In support of prisoners and prison justice activism in Canada
Guantanamo North Opens, Holding Four Security Certificate Prisoners

Canada opens new prison facility for security suspects
April 24, 2006
CBC News

Canada's newest prison facility welcomed its first new inmates on Monday - all of them suspected militants.

Its critics call it "Guantanamo north." In reality it is a brand-new facility on the grounds of Millhaven Penitentiary in Bath, near Kingston, Ont., and it is designed to house suspects being held under Canada's new security certificates.

On Monday, Mohamed Harkat, an Algerian Canadian who was being held in Ottawa, along with Egyptians Mohammad Mahjoub and Mahmoud Jaballah and Syrian Hassan Almrei, who were all in a Toronto jail, were moved to the new prison.

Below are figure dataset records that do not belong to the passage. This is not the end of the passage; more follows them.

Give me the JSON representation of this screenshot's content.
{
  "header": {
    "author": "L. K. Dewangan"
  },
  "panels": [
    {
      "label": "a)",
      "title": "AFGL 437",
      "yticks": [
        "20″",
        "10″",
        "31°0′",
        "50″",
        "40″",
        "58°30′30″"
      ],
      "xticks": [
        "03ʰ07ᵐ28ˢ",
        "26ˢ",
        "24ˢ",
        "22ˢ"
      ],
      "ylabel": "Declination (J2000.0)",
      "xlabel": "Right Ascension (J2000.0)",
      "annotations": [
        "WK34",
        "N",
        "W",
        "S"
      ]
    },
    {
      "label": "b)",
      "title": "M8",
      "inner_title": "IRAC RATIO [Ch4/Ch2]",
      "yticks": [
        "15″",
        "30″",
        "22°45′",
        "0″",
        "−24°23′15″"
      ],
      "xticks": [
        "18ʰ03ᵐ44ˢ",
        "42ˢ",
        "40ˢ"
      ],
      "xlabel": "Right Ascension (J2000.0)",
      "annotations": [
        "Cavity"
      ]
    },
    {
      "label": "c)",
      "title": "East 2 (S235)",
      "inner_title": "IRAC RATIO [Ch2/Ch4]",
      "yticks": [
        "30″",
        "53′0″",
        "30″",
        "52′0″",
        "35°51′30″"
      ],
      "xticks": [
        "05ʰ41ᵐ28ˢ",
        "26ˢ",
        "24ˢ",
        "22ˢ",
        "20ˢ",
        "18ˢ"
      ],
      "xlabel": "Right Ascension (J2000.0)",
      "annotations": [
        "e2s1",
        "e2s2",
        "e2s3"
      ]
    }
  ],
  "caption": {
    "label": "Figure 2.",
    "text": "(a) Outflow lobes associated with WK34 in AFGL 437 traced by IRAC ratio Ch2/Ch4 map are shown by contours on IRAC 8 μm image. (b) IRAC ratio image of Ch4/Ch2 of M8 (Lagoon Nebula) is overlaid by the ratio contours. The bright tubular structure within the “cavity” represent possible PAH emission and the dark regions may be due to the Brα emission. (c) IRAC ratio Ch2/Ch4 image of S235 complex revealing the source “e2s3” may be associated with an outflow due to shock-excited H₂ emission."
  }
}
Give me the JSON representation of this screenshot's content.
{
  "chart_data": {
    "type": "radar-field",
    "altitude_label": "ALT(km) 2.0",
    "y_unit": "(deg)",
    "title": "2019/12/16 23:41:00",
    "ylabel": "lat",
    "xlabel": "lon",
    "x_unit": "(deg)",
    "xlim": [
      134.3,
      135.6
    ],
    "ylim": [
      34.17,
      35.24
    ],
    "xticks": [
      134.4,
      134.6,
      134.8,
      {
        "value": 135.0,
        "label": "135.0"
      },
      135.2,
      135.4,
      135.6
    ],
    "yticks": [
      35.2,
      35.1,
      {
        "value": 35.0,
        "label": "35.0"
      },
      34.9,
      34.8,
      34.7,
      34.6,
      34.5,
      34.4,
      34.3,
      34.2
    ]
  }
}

All the men are being detained under security certificates, which allow authorities to hold someone who isn't a Canadian citizen, under unusual conditions.

The men are suspected of having links to militant organizations, but they haven't been formally charged, and their lawyers can't see the evidence against them.

Canada's system of security certificates is controversial and the Supreme Court will hear arguments about whether they are constitutional later this spring.

But Canada's Border Services Agency, which enforces the security certificates, decided not to wait until the June hearings.

Amnesty International says it is concerned that the new facility means security certificates are here to stay.

"Clearly the fact that the government has decided to build this new institution suggests that they think security certificates in and of themselves are going to continue to be a permanent part of Canada's security measures," said Alex Neve, spokesman for the human rights organization.

Last week, Mohamed Harkat was told his transfer was imminent, but was not told when it would happen.

His wife said she got word that he was moved out at 10:30 a.m. on Monday, without notice.

"We are now in situation of not knowing how it is going to be for him there," said his lawyer Paul Copeland. "If he is in total isolation it is going to be very difficult for him."